Suppose that $X_1,\ldots,X_n$ and $Y_1,\ldots,Y_n$ are two independent samples following a Gaussian law on $\mathbb{R}^p$ with zero mean and unknown invertible covariances $A$ and $B$. We consider the situation where $p$ is much larger than $n$ but we assume that $A^{-1}$ and $B^{-1}$ are sparse (conditional independence on the components). How can we test efficiently if $A=B$? Same question if the sparsity structure is assumed in $A$ and $B$ rather than on their inverse (independence instead of conditional independence).
Suppose that $(X_1,Y_1),\ldots,(X_n,Y_n)$ is a sample drawn from some unknown law on $\mathbb{R}^2.$ How can we efficiently test if the marginal laws are identical? More generally, suppose that $\ldots,Z_{-1}, Z_0, Z_1,\ldots$ is a time series. How can we test if the series is stationary? In other words, how can we test a nonparametric linear structure from the observation of a sample of an unknown law? Random projections?
For these questions coming from applications, we seek for a concrete usable answer…
This post is inspired from (separate) informal discussions with Georges Oppenheim and Didier Concordet. My friend and colleague Christophe Giraud told me that he is working with Nicolas Verzelen and Fanny Villers on the first question.
For your third problem, what kind of assumption would you make on the density of X and Y?
Here is a really naive approach if you think that the densities are smooth and have compact support:
1) If you assume that the densities belong to some finite dimensional subspace S, then you can build a test by estimating separately the densities of X and Y and comparing the associated confidence region. This would give you a parametric test T_S.
2) Apply a Bonferroni procedure with a nested class of subspaces that derives from a wavelet expansion.
The procedure is valid since under the null hypothesis the projections of the densities of X and Y on any subspace S are still the same.
Such a procedure does not make use of the possible dependency between X and Y.

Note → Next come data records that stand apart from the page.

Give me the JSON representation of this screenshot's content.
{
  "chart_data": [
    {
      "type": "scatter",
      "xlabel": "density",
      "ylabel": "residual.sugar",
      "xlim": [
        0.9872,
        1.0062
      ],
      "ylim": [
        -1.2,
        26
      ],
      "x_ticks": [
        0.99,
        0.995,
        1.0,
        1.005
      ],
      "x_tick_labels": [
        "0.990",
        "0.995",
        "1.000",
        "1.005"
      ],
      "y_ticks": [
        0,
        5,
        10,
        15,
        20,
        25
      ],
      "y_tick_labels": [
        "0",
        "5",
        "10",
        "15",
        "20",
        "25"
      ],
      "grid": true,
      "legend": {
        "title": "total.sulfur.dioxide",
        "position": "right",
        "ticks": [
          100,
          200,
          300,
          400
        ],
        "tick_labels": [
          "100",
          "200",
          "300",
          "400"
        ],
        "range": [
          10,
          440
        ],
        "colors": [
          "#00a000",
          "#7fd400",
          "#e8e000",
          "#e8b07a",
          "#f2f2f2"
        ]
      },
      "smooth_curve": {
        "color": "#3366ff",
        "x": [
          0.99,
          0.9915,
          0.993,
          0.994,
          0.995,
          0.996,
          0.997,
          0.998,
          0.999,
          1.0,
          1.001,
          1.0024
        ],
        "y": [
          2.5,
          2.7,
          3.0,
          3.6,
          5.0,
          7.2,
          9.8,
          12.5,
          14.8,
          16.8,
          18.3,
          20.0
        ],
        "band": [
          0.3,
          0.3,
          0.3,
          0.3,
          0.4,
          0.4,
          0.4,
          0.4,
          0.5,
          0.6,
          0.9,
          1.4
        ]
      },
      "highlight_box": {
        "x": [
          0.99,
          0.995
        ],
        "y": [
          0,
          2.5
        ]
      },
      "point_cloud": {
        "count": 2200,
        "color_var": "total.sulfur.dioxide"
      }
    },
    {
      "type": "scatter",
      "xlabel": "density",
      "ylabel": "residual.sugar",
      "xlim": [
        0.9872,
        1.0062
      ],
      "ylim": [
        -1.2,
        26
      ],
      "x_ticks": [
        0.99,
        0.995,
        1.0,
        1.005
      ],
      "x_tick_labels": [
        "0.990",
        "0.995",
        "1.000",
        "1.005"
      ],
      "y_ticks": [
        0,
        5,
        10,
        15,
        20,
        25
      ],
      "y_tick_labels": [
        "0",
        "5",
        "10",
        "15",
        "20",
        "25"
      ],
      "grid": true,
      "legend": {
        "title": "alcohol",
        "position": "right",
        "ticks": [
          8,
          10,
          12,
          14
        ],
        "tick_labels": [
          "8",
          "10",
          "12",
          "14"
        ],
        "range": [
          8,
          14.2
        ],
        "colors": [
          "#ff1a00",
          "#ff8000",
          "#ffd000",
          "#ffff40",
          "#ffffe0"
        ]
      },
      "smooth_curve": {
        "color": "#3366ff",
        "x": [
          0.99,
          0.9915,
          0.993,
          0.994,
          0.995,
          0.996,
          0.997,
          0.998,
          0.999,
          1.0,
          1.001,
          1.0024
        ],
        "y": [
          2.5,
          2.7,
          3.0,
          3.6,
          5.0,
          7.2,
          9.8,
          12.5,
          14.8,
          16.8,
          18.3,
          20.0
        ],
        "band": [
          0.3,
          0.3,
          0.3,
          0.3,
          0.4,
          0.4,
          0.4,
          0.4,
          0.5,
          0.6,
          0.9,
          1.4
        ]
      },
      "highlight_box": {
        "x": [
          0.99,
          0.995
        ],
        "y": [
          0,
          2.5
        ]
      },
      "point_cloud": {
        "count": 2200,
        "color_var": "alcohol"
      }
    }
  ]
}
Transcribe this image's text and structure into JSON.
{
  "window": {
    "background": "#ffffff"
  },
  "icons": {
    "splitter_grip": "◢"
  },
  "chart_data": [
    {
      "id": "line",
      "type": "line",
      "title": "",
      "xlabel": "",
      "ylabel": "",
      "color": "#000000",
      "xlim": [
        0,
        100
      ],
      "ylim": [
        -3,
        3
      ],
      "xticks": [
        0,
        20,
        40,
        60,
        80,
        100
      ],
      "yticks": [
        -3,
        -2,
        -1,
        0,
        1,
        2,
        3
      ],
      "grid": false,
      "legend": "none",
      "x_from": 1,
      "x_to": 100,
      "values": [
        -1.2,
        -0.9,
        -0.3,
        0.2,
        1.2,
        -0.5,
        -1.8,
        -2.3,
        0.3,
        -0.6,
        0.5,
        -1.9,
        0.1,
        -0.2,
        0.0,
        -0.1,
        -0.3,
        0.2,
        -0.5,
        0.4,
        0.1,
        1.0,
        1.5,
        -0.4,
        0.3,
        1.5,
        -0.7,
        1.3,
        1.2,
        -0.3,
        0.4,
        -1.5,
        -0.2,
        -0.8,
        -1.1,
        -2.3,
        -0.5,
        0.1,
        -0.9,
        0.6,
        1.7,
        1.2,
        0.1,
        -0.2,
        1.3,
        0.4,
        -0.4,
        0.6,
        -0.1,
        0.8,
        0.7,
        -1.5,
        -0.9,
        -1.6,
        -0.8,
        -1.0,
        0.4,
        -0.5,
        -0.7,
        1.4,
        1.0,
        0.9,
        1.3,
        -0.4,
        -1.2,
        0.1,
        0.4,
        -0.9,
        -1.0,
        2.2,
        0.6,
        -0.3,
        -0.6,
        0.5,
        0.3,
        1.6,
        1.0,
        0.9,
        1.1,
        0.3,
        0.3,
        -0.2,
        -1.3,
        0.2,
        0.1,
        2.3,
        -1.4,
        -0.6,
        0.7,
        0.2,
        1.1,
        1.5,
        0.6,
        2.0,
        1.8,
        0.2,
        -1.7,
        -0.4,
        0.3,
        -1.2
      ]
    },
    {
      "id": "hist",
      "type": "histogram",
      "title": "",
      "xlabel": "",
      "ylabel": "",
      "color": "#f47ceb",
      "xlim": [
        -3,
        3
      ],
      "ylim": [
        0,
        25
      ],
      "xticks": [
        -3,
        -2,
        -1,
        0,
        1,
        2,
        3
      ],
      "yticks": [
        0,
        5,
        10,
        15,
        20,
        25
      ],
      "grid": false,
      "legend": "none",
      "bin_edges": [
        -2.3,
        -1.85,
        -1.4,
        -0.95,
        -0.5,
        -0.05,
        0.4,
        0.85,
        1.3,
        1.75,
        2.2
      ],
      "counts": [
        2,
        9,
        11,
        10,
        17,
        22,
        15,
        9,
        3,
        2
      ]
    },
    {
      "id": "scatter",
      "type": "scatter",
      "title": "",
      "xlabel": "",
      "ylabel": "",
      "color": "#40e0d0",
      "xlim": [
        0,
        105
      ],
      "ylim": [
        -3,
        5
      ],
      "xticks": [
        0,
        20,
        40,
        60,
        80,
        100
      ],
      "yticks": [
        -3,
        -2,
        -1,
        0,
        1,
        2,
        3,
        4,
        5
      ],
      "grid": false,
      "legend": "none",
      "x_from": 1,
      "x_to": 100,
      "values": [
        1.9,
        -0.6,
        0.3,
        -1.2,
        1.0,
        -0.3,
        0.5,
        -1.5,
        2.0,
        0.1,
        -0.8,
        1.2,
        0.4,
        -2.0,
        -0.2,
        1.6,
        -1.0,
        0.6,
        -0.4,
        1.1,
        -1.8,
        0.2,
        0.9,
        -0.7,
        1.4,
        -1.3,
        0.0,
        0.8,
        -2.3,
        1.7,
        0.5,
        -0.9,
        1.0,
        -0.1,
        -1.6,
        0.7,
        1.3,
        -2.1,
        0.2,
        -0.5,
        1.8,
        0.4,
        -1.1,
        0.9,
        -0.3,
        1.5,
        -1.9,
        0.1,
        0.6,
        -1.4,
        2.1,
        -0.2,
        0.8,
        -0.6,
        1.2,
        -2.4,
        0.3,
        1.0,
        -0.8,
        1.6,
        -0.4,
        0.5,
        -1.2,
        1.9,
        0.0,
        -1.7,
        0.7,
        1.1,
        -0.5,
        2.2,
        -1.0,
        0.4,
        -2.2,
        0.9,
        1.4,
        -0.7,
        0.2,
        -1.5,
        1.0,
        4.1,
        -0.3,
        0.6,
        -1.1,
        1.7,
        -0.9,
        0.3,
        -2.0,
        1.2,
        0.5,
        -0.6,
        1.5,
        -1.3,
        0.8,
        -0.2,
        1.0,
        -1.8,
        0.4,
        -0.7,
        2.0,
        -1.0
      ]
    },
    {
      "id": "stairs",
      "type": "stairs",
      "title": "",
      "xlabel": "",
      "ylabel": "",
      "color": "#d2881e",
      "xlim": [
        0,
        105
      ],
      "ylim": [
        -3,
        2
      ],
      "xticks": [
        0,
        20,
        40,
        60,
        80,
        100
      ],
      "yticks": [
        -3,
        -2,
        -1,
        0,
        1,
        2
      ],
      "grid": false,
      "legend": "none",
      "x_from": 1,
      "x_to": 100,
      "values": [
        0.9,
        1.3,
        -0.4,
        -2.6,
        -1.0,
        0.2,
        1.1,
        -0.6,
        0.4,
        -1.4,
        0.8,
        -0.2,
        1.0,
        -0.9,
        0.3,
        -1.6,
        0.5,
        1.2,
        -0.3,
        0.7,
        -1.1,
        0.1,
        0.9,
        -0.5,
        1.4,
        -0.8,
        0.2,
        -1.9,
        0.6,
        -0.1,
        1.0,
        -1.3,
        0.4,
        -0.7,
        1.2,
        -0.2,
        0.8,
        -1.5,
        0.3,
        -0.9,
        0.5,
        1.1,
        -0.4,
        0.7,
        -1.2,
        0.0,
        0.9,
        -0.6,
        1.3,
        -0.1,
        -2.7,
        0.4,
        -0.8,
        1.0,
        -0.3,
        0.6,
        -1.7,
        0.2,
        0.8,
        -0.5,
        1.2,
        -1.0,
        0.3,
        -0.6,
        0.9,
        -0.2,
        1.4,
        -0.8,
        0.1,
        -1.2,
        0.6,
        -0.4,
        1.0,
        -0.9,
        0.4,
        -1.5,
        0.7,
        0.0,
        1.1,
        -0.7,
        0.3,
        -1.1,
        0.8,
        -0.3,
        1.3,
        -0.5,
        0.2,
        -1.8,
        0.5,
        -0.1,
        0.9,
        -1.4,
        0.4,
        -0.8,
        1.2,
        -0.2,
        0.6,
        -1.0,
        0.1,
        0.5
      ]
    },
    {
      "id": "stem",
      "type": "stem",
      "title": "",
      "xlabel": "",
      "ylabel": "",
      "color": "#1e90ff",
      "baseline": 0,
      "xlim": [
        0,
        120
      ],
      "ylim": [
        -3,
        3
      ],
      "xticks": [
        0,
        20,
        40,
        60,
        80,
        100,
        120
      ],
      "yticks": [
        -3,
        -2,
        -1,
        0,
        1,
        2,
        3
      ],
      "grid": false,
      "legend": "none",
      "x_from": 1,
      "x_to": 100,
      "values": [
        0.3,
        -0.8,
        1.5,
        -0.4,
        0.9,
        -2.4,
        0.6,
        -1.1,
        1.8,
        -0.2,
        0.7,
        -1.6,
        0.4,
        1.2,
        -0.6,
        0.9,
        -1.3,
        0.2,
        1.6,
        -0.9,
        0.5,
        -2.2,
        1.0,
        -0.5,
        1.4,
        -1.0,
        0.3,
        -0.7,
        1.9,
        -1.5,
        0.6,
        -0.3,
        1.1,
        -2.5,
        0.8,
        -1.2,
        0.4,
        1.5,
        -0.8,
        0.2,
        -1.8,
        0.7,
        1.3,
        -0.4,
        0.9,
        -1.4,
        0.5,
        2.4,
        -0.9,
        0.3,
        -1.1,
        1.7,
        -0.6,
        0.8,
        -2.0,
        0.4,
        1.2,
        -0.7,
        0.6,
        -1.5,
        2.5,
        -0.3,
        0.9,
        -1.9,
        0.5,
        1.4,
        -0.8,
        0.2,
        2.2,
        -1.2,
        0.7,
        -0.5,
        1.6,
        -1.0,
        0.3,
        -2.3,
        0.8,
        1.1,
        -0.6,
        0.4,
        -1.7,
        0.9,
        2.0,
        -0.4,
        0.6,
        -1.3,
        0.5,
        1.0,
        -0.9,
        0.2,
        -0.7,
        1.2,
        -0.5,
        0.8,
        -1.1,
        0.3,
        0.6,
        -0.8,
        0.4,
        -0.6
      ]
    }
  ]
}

Thanks Nicolas for your comments. Your answer is roughly the answer that I gave immediately to Georges Oppenheim but he was not happy with it 🙂 He argued that if you estimate the marginal laws from the observation of the couple, then your couple of estimators are correlated unless you split the sample in two parts reducing its effective size by a factor of 2. I suggested some resampling procedure, but he was still not happy 🙂 I think that he was motivated by small samples rather than by asymptotic theory.
I do not think you have to split to sample in two parts:
Take a confidence region of the density fx and a confidence region of fy at level 97.5%. A test that rejects H0 if the two confidence regions are disjoint has a level has a size smaller than 5%. Roughly, I would think that you lose a factor of 2 in a logarithm term instead of a factor 2.